If we go on strike, are we protected from dismissal?

It depends on whether the strike was a form of 'protected industrial action'. Although a strike, or other form of industrial action, is a breach of the contract of employment, which would normally give the employer the right to terminate, dismissal would be unfair if the action was 'protected'.

This would be the case where the action had been called lawfully, i.e. there had been a secret postal ballot, notice given to the employer, the balloting threshold was met, etc.; and where the strike is over a work dispute with your own employer. Workers who take 'unofficial' industrial action or engage in 'wildcat' strikes are not protected from dismissal. Check with your union if you are concerned at all about the legality of your planned industrial action.

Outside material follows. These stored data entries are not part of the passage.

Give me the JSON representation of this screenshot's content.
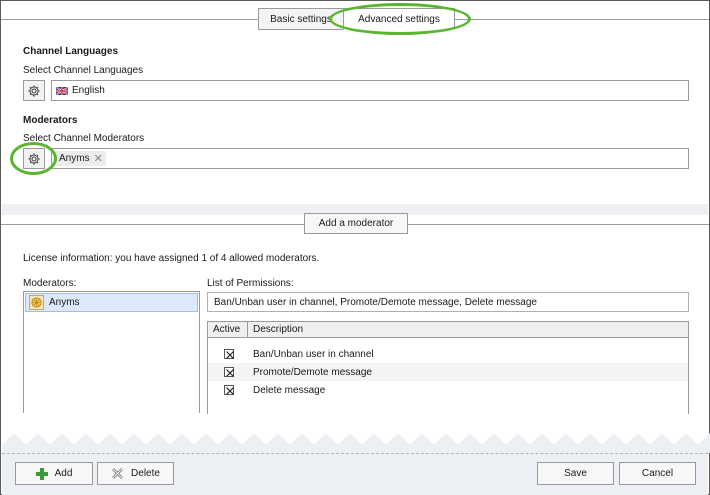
{
  "tabs": [
    {
      "label": "Basic settings",
      "active": false
    },
    {
      "label": "Advanced settings",
      "active": true
    }
  ],
  "languages": {
    "title": "Channel Languages",
    "label": "Select Channel Languages",
    "selected": "English",
    "flag_icon": "uk-flag-icon"
  },
  "moderators_section": {
    "title": "Moderators",
    "label": "Select Channel Moderators",
    "tokens": [
      "Anyms"
    ]
  },
  "add_moderator_label": "Add a moderator",
  "license_text": "License information: you have assigned 1 of 4 allowed moderators.",
  "moderators_list": {
    "label": "Moderators:",
    "items": [
      "Anyms"
    ]
  },
  "permissions": {
    "label": "List of Permissions:",
    "summary": "Ban/Unban user in channel, Promote/Demote message, Delete message",
    "columns": [
      "Active",
      "Description"
    ],
    "rows": [
      {
        "active": true,
        "description": "Ban/Unban user in channel"
      },
      {
        "active": true,
        "description": "Promote/Demote message"
      },
      {
        "active": true,
        "description": "Delete message"
      }
    ]
  },
  "footer": {
    "add_label": "Add",
    "delete_label": "Delete",
    "save_label": "Save",
    "cancel_label": "Cancel"
  },
  "colors": {
    "highlight": "#5cb531",
    "selection": "#dbe9fb",
    "add_icon": "#3a9a3a"
  }
}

Dismissal of employees engaged in protected industrial action is unfair:

  • during the first 12 weeks of the lawful industrial action;
  • if the employee stopped taking part in the industrial action during the 12-week period and is later dismissed for taking part in the action during that 12-week period; or
  • after 12 weeks from the start of the action, where the employer has not reasonably attempted to use a procedure (for example, collective conciliation through Acas) for settling the dispute.

If employees are locked out (i.e. prevented from returning to work) during the 12-week period, it will be extended (by one day for every day that the employee was locked out).

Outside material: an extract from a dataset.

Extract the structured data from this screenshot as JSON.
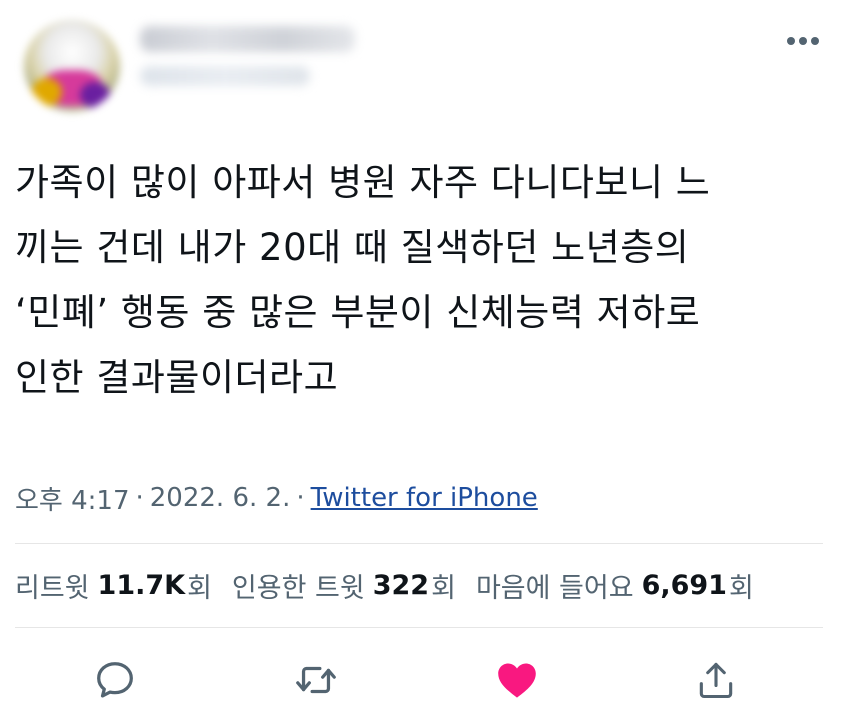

For these purposes, the date of dismissal is either the day on which notice of dismissal was given or the effective date of termination (whichever is sooner).

Take legal advice from a union rep as soon as possible.

Note: This content is provided as general background information and should not be taken as legal advice or financial advice for your particular situation. Make sure to get individual advice on your case from your union, a source on our free help page or an independent financial advisor before taking any action.